Malgré des résultats plutôt bénéficiaires dans les secteurs les plus affectés par la crise, nous relevons une hausse très significative et générale du niveau d’endettement des entreprises. Cela n’affecte pas la performance immédiate, mais affectera les performances à venir. C’est pourquoi les dirigeants doivent impérativement prendre les mesures nécessaires à la continuité de leur exploitation sur le moyen terme. Le souci majeur des années à venir réside dans le remboursement des dettes contractées au cours de cette crise, ce que nous pouvons appeler la « bulle ». Pour cela, l’accompagnement des dirigeants par leurs conseils, que sont les avocats et les experts-comptables, sera primordial.

Nous constatons une réelle transition dans les méthodes d’échanges, de travail et de déplacement, ce qui va bouleverser une majorité des modèles économiques. Il est essentiel que l’ensemble des dirigeants et salariés œuvrent à la transformation de leur structure et organisation afin de s’adapter au nouvel environnement économique qui se dessine. Par ailleurs, les habitudes prises au cours de cette crise sanitaire, notamment avec la mise en place du télétravail généralisé, ont conduit certains salariés à revoir leur mode de vie. De cela, découle la création de petites structures qui auront besoin d’un accompagnement plus individualisé.

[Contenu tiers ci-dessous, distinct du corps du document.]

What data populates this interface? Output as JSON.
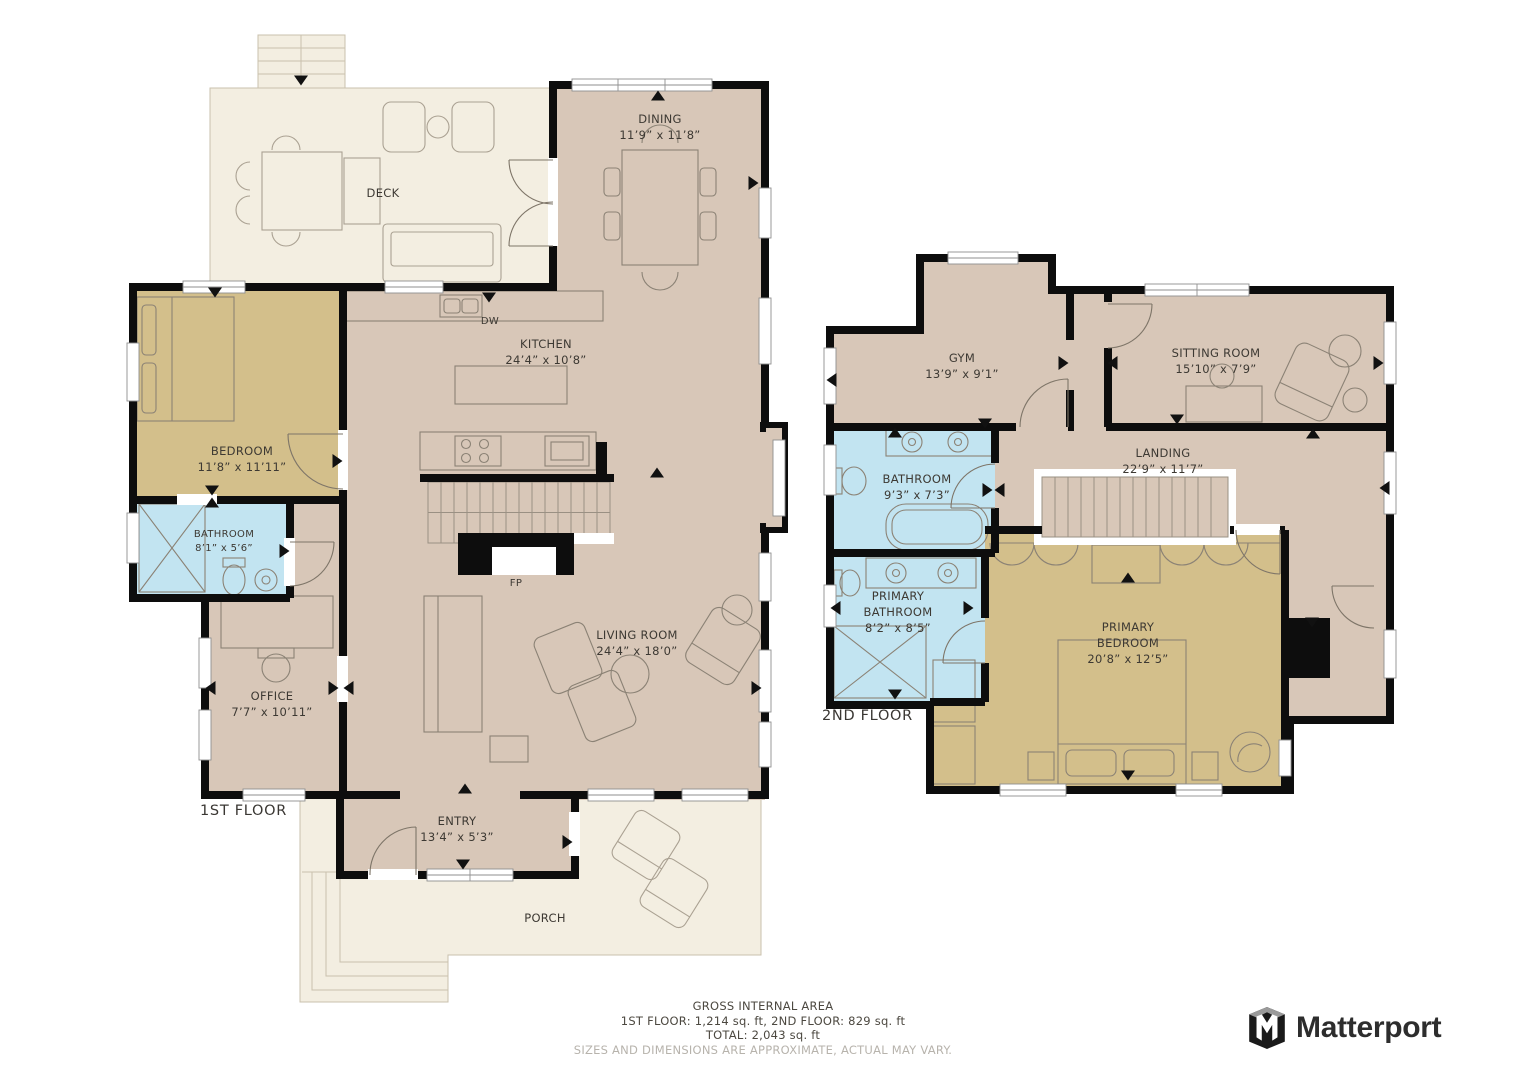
{
  "colors": {
    "room_tan": "#d8c7b8",
    "bedroom_khaki": "#d3bf8b",
    "bathroom_blue": "#c2e4f1",
    "outdoor_cream": "#f3eee1",
    "wall_black": "#0d0d0d"
  },
  "floor1": {
    "label": "1ST FLOOR",
    "rooms": {
      "deck": {
        "name": "DECK"
      },
      "dining": {
        "name": "DINING",
        "dims": "11’9” x 11’8”"
      },
      "kitchen": {
        "name": "KITCHEN",
        "dims": "24’4” x 10’8”"
      },
      "bedroom": {
        "name": "BEDROOM",
        "dims": "11’8” x 11’11”"
      },
      "bathroom": {
        "name": "BATHROOM",
        "dims": "8’1” x 5’6”"
      },
      "office": {
        "name": "OFFICE",
        "dims": "7’7” x 10’11”"
      },
      "living_room": {
        "name": "LIVING ROOM",
        "dims": "24’4” x 18’0”"
      },
      "entry": {
        "name": "ENTRY",
        "dims": "13’4” x 5’3”"
      },
      "porch": {
        "name": "PORCH"
      }
    },
    "annotations": {
      "dishwasher": "DW",
      "fireplace": "FP"
    }
  },
  "floor2": {
    "label": "2ND FLOOR",
    "rooms": {
      "gym": {
        "name": "GYM",
        "dims": "13’9” x 9’1”"
      },
      "sitting_room": {
        "name": "SITTING ROOM",
        "dims": "15’10” x 7’9”"
      },
      "landing": {
        "name": "LANDING",
        "dims": "22’9” x 11’7”"
      },
      "bathroom": {
        "name": "BATHROOM",
        "dims": "9’3” x 7’3”"
      },
      "primary_bathroom": {
        "name": "PRIMARY BATHROOM",
        "dims": "8’2” x 8’5”"
      },
      "primary_bedroom": {
        "name": "PRIMARY BEDROOM",
        "dims": "20’8” x 12’5”"
      }
    }
  },
  "footer": {
    "title": "GROSS INTERNAL AREA",
    "areas": "1ST FLOOR: 1,214 sq. ft, 2ND FLOOR: 829 sq. ft",
    "total": "TOTAL: 2,043 sq. ft",
    "disclaimer": "SIZES AND DIMENSIONS ARE APPROXIMATE, ACTUAL MAY VARY."
  },
  "brand": {
    "name": "Matterport"
  }
}
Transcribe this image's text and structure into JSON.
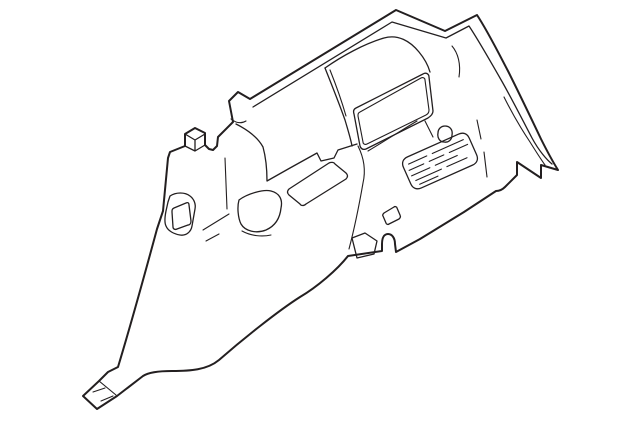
{
  "canvas": {
    "width": 640,
    "height": 423,
    "background": "#ffffff"
  },
  "drawing": {
    "alt": "Line-art illustration of an automotive interior quarter trim panel shown in perspective, with speaker vent grille, window recess, clip bosses, openings and mounting flanges",
    "stroke_color": "#231f20",
    "paths": {
      "panel_outline": "M 250,99 L 396,10 L 445,31 L 477,15 C 487,30 497,50 508,71 C 519,93 531,118 541,139 C 547,151 553,162 558,170 L 541,165 L 541,178 L 517,162 L 517,175 L 505,187 C 502,190 499,191 496,191 L 464,212 L 420,239 L 396,252 L 395,244 C 395,238 392,234 388,234 C 384,234 382,238 382,244 L 382,251 L 348,256 C 337,270 317,287 300,297 C 278,311 243,339 219,360 C 207,370 190,371 172,371 C 160,371 149,372 143,376 L 117,396 L 97,409 L 83,396 L 99,381 L 108,372 L 118,367 C 131,324 144,277 157,229 L 163,211 L 168,158 L 170,152 L 185,146 L 185,134 L 195,128 L 205,133 L 205,145 L 209,149 L 213,150 L 217,146 L 218,137 C 223,132 228,127 233,122 L 229,101 L 238,92 Z",
      "roof_inner_edge": "M 253,107 L 392,22 L 446,38 L 469,26 C 479,41 489,59 500,78 C 511,97 522,119 532,138 C 539,151 547,160 552,164",
      "pillar_inner_edge": "M 504,97 C 511,111 520,127 530,142 C 535,150 540,158 545,165",
      "pillar_top_hook": "M 452,46 C 458,53 461,64 459,77",
      "tab_inner_curve": "M 231,119 C 236,123 241,124 246,121",
      "clip_boss_edges": "M 185,134 L 195,140 L 205,134 M 195,140 L 195,151 M 185,146 L 195,151 L 205,145",
      "pillar_bulge_edge": "M 236,124 C 248,130 258,138 263,147 C 266,158 267,170 267,181 L 290,168 L 317,153 L 321,161 L 334,158 L 338,150 L 357,144",
      "pillar_crease_vertical": "M 225,158 L 227,209",
      "pillar_crease_a": "M 229,214 L 203,230",
      "pillar_crease_b": "M 219,234 L 206,241",
      "belt_opening_outer": "M 170,196 C 176,192 185,192 190,196 C 194,199 196,204 195,209 L 192,226 C 191,232 186,236 180,235 C 174,234 168,231 166,226 C 164,222 165,216 166,211 L 168,202 Z",
      "belt_opening_inner": "M 174,208 L 186,203 C 188,202 189,203 189,205 L 191,221 C 191,223 190,225 188,225 L 177,229 C 175,230 173,229 173,227 L 172,212 C 172,210 172,209 174,208 Z",
      "pocket": "M 239,200 C 247,194 263,189 271,191 C 279,193 283,199 281,208 C 280,218 275,226 266,230 C 256,234 245,231 241,224 C 238,218 237,207 239,200 Z",
      "pocket_under_curve": "M 242,231 C 251,236 262,237 271,235",
      "shelf_slot": "M 289,189 L 329,163 C 331,162 334,162 335,164 L 346,173 C 348,175 348,177 346,179 L 306,204 C 304,206 301,206 300,204 L 289,195 C 287,193 287,191 289,189 Z",
      "crease_to_flap": "M 358,146 C 364,158 366,170 363,183 C 359,206 354,230 349,249",
      "bottom_flap": "M 352,238 L 365,233 L 377,241 L 374,254 L 357,258 Z",
      "hump_top_edge": "M 325,68 C 342,56 364,44 384,38 C 398,34 410,41 419,52 C 424,58 428,65 430,72",
      "hump_left_edge": "M 325,68 C 331,83 339,103 345,120 C 348,130 351,140 352,146",
      "hump_left_inner": "M 330,70 C 336,85 342,102 346,116",
      "recess_outer": "M 356,108 L 423,74 C 426,72 429,74 429,77 L 433,111 C 433,114 431,116 428,118 L 366,149 C 363,150 361,149 360,146 L 354,114 C 353,111 354,109 356,108 Z",
      "recess_inner": "M 360,112 L 421,78 C 423,77 425,78 425,80 L 429,110 C 429,112 428,114 426,115 L 367,144 C 365,145 363,144 363,142 L 358,116 C 358,114 358,113 360,112 Z",
      "ridge_line": "M 368,151 C 388,139 402,130 417,121",
      "oval_tick": "M 425,121 L 433,137",
      "oval_hole": "M 445,126 C 450,126 453,130 452,135 C 452,140 448,143 444,142 C 440,142 437,138 438,133 C 438,129 441,126 445,126 Z",
      "grille_outline": "M 412,144 L 468,144 C 473,144 476,147 476,152 L 476,170 C 476,175 473,178 468,178 L 412,178 C 407,178 404,175 404,170 L 404,152 C 404,147 407,144 412,144 Z",
      "grille_hatch": "M 410,151 L 430,151 M 436,151 L 470,151 M 408,157 L 424,157 M 430,157 L 446,157 M 452,157 L 472,157 M 408,163 L 428,163 M 434,163 L 458,163 M 410,169 L 438,169 M 444,169 L 466,169 M 412,174 L 432,174",
      "grille_side_crease": "M 477,120 L 481,139 M 484,152 L 487,177",
      "small_slot": "M 384,213 L 394,207 C 395,206 397,207 397,208 L 400,215 C 401,217 400,218 399,219 L 389,224 C 388,225 386,224 386,223 L 383,216 C 382,215 383,214 384,213 Z",
      "foot_fold": "M 99,381 L 116,395",
      "foot_hatch": "M 93,392 L 105,388 M 101,401 L 113,396"
    },
    "grille_rotation": "rotate(-24 440 161)"
  }
}
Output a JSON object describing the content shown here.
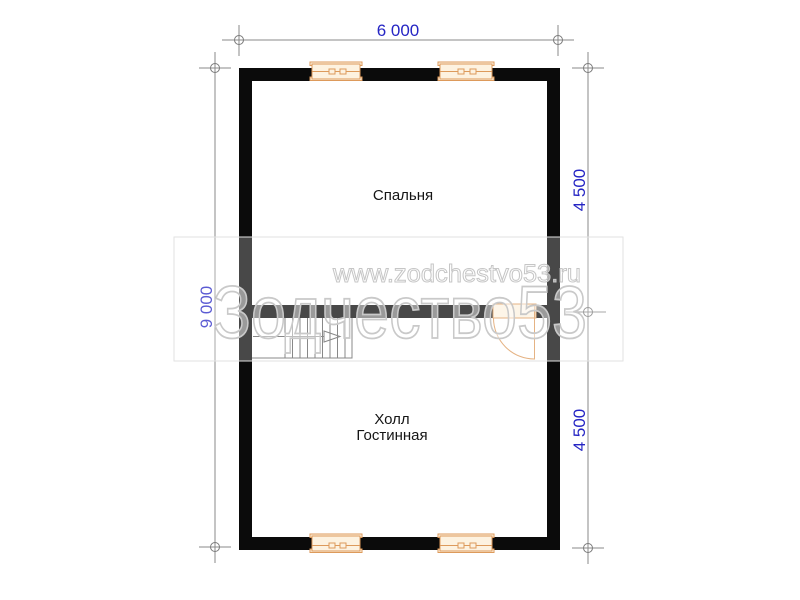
{
  "dimensions": {
    "top": "6 000",
    "left": "9 000",
    "right_top": "4 500",
    "right_bottom": "4 500",
    "text_color": "#2525c4"
  },
  "rooms": {
    "bedroom": "Спальня",
    "hall": "Холл",
    "living": "Гостинная"
  },
  "watermark": {
    "url": "www.zodchestvo53.ru",
    "brand": "Зодчество53"
  },
  "colors": {
    "wall": "#0b0b0b",
    "dimension_line": "#8a8a8a",
    "joinery_accent": "#dd9a5b",
    "joinery_fill": "#fdf2e0",
    "watermark_outline": "#c9c9c9"
  }
}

L’ensemble des aides de l’État auront permis de préserver le tissu économique français, mais les changements au sein des entreprises doivent se poursuivre, ou une vague de faillites serait inévitable dans les années à venir.  Si les entreprises ne réagissent pas au changement des modes de travail et de la société, l’intensité de cette vague de faillites n’en sera qu’accentuée. Concernant les Prêts Garantis par l’État et les reports de charges, nous pensons qu’ils affecteront la structure financière des entreprises, ce qui limitera le niveau d’investissement nécessaire au redémarrage de l’activité. Les banques devront jouer un rôle clé dans le financement des années à venir pour ces entreprises. Les modèles d’évaluation actuellement utilisés par l’ensemble des acteurs financiers devront alors être profondément révisés.